La vie d'une immigrée russe et juive dans l'Europe occidentale du début du siècle. On a déjà vu plus original. Pourtant, c'est le thème de The man who cried où le personnage principal est une femme. Oui, un peu curieux.
Toujours est-il que notre amie ashkénaze, fine et introvertie, qui entre temps a changé de prénom pour devenir Suzie en Grande-Bretagne puis à Paris, est à la recherche de son cher papa, parti dans la glorieuse Amérique des années vingt, et fait timidement de l'opéra dans une Europe dévorée par le nazisme, au fur et à mesure que la demoiselle grandit et s'émancipe.
Le traitement de cette histoire, qui possède une digne prétention, suit le rythme longiligne imposé par le script. Pas de coup d'éclat, pas de haussement de ton, on se demande quand même un peu où on va pour finalement arriver jusqu'au dénouement, où le spectateur se sent par contre un peu floué. Heureux qu'on l'ait mené jusque-là, il n'en repart pas moins déçu par une fin un peu abrupte qui le laisse justement sur sa faim.

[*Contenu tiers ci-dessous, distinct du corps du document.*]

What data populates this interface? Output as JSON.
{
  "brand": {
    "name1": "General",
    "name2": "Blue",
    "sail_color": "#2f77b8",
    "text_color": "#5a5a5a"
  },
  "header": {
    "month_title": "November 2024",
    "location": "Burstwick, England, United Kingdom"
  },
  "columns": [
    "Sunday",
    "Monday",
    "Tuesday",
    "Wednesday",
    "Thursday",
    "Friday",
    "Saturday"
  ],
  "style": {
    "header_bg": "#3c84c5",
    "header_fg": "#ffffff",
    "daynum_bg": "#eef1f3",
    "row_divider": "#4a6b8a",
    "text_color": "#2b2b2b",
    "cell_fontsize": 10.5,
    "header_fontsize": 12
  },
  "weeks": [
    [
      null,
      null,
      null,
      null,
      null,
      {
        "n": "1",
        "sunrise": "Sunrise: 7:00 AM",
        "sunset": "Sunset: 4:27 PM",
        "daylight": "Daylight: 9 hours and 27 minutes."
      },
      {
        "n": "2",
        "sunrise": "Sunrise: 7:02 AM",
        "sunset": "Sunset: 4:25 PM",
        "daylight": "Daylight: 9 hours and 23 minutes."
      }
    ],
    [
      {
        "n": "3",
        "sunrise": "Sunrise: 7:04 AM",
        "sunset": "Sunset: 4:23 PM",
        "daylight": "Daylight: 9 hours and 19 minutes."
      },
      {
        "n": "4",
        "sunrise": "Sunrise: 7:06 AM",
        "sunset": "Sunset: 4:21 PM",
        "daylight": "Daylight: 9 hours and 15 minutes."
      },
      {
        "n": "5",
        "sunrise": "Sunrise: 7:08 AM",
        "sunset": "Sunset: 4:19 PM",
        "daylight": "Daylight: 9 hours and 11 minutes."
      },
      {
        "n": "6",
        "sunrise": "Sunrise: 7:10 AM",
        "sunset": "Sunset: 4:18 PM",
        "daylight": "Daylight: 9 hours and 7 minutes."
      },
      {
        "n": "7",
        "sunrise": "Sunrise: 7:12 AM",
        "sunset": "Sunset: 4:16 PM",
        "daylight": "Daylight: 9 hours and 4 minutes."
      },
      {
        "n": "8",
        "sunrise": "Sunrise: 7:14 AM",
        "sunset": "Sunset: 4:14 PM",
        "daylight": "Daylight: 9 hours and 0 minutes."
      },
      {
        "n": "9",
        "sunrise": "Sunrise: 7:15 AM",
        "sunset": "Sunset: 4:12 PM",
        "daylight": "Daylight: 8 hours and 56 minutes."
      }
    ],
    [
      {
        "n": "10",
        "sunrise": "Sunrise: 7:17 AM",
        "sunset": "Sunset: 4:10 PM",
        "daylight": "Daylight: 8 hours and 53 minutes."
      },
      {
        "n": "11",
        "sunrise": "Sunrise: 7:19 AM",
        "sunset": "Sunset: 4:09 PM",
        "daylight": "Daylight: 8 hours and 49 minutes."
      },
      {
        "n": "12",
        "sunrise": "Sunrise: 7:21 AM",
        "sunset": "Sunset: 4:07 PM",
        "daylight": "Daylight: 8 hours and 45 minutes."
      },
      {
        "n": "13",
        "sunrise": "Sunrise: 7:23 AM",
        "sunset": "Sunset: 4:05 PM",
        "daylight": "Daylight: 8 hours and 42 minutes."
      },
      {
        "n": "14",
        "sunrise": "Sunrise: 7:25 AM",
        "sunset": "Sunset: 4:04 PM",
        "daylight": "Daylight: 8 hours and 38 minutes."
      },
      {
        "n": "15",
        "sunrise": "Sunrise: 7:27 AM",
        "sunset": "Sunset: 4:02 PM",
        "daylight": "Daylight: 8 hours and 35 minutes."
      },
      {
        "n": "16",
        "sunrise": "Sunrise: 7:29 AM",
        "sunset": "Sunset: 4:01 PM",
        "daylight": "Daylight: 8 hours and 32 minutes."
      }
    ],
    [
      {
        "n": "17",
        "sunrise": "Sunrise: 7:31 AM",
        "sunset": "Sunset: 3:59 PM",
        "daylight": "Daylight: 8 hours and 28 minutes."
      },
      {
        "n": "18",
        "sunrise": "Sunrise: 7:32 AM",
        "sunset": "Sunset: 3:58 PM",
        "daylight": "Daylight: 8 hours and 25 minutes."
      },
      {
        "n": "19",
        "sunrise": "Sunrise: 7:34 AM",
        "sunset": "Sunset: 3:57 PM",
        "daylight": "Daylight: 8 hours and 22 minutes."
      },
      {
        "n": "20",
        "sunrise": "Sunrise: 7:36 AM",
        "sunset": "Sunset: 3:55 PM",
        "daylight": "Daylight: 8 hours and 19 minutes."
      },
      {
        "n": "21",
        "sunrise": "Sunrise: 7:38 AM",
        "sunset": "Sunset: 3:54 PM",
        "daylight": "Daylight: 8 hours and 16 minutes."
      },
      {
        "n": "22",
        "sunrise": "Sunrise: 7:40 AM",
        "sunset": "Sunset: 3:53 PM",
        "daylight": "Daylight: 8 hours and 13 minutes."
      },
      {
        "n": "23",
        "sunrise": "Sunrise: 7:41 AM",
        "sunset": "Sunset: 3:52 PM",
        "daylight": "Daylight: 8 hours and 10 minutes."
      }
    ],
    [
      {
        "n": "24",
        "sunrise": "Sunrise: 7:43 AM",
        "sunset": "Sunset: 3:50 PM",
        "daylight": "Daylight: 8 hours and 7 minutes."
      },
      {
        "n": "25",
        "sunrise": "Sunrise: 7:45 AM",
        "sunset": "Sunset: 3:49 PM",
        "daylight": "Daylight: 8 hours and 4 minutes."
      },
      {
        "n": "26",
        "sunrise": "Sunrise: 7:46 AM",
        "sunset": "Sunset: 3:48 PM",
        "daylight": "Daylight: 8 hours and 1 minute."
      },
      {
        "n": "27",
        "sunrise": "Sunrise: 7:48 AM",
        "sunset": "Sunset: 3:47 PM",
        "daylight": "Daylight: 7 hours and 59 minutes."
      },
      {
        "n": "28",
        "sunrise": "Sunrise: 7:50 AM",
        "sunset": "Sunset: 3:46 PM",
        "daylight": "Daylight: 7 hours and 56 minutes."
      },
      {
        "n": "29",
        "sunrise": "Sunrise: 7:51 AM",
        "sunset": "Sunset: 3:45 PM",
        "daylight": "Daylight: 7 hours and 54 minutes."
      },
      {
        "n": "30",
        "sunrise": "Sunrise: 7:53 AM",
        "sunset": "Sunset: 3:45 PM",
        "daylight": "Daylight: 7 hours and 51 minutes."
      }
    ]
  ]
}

Entre temps, Christina Ricci, qui par ses traits présente l'avantage de pouvoir aussi bien interpréter une adolescente de quatorze ans qu'une jeune femme d'une vingtaine d'années, occupe l'écran. Mieux, elle porte le film à bout de bras. Par les sentiments ambigus qu'elle nous distille tout au long des cent minutes passées en sa compagnie, elle nous touche toujours avec tact, mais en laissant des traces, bien que son jeu ressemble quand même étonnamment à ce qu'elle nous a habitués dans d'autres drames du genre. À côté, ses partenaires font quand même bien pâle figure. D'un Johnny Depp quasi-muet en chevalier tzigane chevelu (que Ricci retrouve à nouveau), à un John Turturro réellement peu expressif pour les talents qu'on lui connaît, en passant par une Cate Blanchett, interprétant une poupée russe dans toute sa splendeur, à savoir blonde, nymphomane et avec les r bien enrobés, le casting déçoit. Ils sont à demi excusés par des personnages peu expressifs, tout en nuances, ces nuances qui sont tellement effacées qu'elles se confondent complètement et donnent des protagonistes aux personnalités très lisses et superficielles.
Du côté de la réalisation, c'est propre, sobre et soigné, aucune fioriture ne dépasse. La photo reste terriblement sombre et l'image contraste bien sûr bien souvent avec le teint blafard de l'héroïne, jusqu'au moment où, par un sursaut éléphantesque, on arrive dans une scène claire, qui doit soi-disant témoigner d'un état d'esprit plus joyeux. Et c'est là le pêché du film. Ça a beau être fait sérieusement, ça n'en est pas moins bien souvent lourdement traité. On sent bien Sally Potter déterminée, pour son sixième film, à faire dans le simple et le direct tout en restant dans la nuance et le non-dit dans un drame bien orchestré, mais ce dernier est aussi terriblement mollasson et parfois même ennuyeux. La démonstration est lourde et on la voit bien arriver avec ses gros sabots du fond des bois. Pire, les moments où l'on se rend compte, après coup, qu'ils auraient dû être forts sont mal rendus et le film ne délivre alors aucun relief, aucune émotion progressive, ce qui est regrettable, puisque les bonnes intentions ne manquaient pas.
The man who cried est en fait mené par une Christina Ricci omniprésente qui étonne et parfois émeut par son interprétation équivoque. Pour le reste, ça reste fade, assez long et maladroitement conduit. Dommage pour les intentions montrées et la distribution alléchante.
David E.– février 2001.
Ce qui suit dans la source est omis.